Janteice Holston and her brothers spent most of their lives in Nebraska foster care, with brief reunifications with their mother.
Through 15 placements beginning a year or so after her birth, one person became a dependable port in Holston’s stormy childhood — her court Appointed Special Advocates volunteer, Diana Drew of Trumbull. Drew came into her life when Holston, now 21, was in fourth grade.
The CASA volunteer got things moving for the kids, Holston said. A lot of behind-the-scenes information wasn’t coming out in meetings and court hearings. Drew took time to get to know Holston and her brothers and was able to represent their interests.
“Anything that we needed, she was always there for,” Holston said.
CASA volunteers are appointed by judges to speak in court for the safety and well-being of an abused or neglected child.
Corrie Kielty, executive director of CASA, said more volunteers like Drew are needed in Nebraska to represent state wards.
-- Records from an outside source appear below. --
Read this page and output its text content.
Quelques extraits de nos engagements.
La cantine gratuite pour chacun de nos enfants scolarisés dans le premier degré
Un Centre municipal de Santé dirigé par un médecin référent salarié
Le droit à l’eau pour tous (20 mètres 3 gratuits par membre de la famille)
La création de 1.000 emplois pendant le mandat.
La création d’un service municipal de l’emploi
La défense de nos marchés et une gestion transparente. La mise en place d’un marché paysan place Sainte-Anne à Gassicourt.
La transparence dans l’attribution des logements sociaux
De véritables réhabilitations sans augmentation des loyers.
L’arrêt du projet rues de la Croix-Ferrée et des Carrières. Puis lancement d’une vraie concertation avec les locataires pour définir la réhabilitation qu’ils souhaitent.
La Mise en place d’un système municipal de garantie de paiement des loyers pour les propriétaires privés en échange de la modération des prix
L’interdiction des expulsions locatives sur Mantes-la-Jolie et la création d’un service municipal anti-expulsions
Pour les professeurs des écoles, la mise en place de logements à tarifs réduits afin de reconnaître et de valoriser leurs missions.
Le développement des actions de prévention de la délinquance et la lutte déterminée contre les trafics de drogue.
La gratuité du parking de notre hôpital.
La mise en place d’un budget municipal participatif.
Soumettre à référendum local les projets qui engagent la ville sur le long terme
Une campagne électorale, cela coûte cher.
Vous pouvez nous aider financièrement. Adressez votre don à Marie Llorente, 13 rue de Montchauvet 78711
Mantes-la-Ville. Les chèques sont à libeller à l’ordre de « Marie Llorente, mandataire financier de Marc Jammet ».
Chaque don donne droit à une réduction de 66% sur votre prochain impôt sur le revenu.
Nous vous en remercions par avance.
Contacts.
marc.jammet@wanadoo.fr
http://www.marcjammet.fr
A bill (LB126) that will get a hearing Tuesday with the Appropriations Committee would ensure more volunteers are recruited and trained for the many children in the child welfare system waiting for help.
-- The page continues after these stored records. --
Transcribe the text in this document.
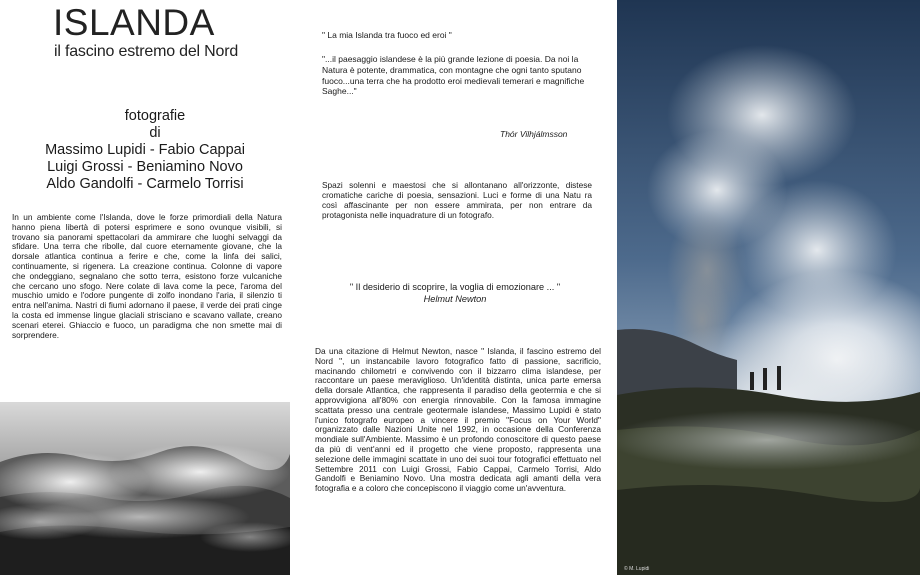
ISLANDA
il fascino estremo del Nord
fotografie
di
Massimo Lupidi - Fabio Cappai
Luigi Grossi - Beniamino Novo
Aldo Gandolfi - Carmelo Torrisi

In un ambiente come l'Islanda, dove le forze primordiali della Natura hanno piena libertà di potersi esprimere e sono ovunque visibili, si trovano sia panorami spettacolari da ammirare che luoghi selvaggi da sfidare. Una terra che ribolle, dal cuore eternamente giovane, che la dorsale atlantica continua a ferire e che, come la linfa dei salici, continuamente, si rigenera. La creazione continua. Colonne di vapore che ondeggiano, segnalano che sotto terra, esistono forze vulcaniche che cercano uno sfogo. Nere colate di lava come la pece, l'aroma del muschio umido e l'odore pungente di zolfo inondano l'aria, il silenzio ti entra nell'anima. Nastri di fiumi adornano il paese, il verde dei prati cinge la costa ed immense lingue glaciali strisciano e scavano vallate, creano scenari eterei. Ghiaccio e fuoco, un paradigma che non smette mai di sorprendere.

" La mia Islanda tra fuoco ed eroi "

"...il paesaggio islandese è la più grande lezione di poesia. Da noi la Natura è potente, drammatica, con montagne che ogni tanto sputano fuoco...una terra che ha prodotto eroi medievali temerari e magnifiche Saghe..."

Thór Vilhjálmsson

Spazi solenni e maestosi che si allontanano all'orizzonte, distese cromatiche cariche di poesia, sensazioni. Luci e forme di una Natu ra così affascinante per non essere ammirata, per non entrare da protagonista nelle inquadrature di un fotografo.

" Il desiderio di scoprire, la voglia di emozionare ... "

Helmut Newton

Da una citazione di Helmut Newton, nasce " Islanda, il fascino estremo del Nord ", un instancabile lavoro fotografico fatto di passione, sacrificio, macinando chilometri e convivendo con il bizzarro clima islandese, per raccontare un paese meraviglioso. Un'identità distinta, unica parte emersa della dorsale Atlantica, che rappresenta il paradiso della geotermia e che si approvvigiona all'80% con energia rinnovabile. Con la famosa immagine scattata presso una centrale geotermale islandese, Massimo Lupidi è stato l'unico fotografo europeo a vincere il premio "Focus on Your World" organizzato dalle Nazioni Unite nel 1992, in occasione della Conferenza mondiale sull'Ambiente. Massimo è un profondo conoscitore di questo paese da più di vent'anni ed il progetto che viene proposto, rappresenta una selezione delle immagini scattate in uno dei suoi tour fotografici effettuato nel Settembre 2011 con Luigi Grossi, Fabio Cappai, Carmelo Torrisi, Aldo Gandolfi e Beniamino Novo. Una mostra dedicata agli amanti della vera fotografia e a coloro che concepiscono il viaggio come un'avventura.

© M. Lupidi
The bill, introduced by Lincoln Sen. Amanda McGill, asks the Legislature to appropriate $500,000 in each of the next two fiscal years to help that effort, Kielty said. In the past two years, the state provided $300,000 to CASA for recruiting, training and expanding the programs.
That helped to increase the number of volunteers from 412 in 2010 to 634 in 2012.
But in the 37 counties served by 22 CASA programs, 1,665 children are waiting for volunteers, she said. About 750 to 800 more people are needed to fill that need.
New volunteers must have 30 hours of training before they can serve children, and current volunteers must have 12 hours a year of ongoing training.
Kielty said studies show a child served by a CASA volunteer spends four to five fewer months in the child welfare system. If every child had a volunteer, that reduction in care would amount to an estimated $12.5 million a month.
Children with CASA volunteers also have fewer placement changes, she said.
The organization will hold a gala March 23 at The Cornhusker to raise money. Holston will speak at the dinner and auction.
Her younger brother, who is still in the system, has lived with her in Hastings for about seven months. Drew is his CASA worker but also checks in frequently with Holston to see whether she needs anything.
Every foster child should have a CASA worker, Holston said.
“It’s really just a good support system,” she said. “You have that one person that’s not paid to be there. … They go out of their way to actually see you. And they’re on your side, more than anything.”
When a lot of other people were letting her down, Drew was there for her.
“She just really helped me learn how to trust people and know that there are good people in the world that I can rely on,” she said. “She has a really good heart.”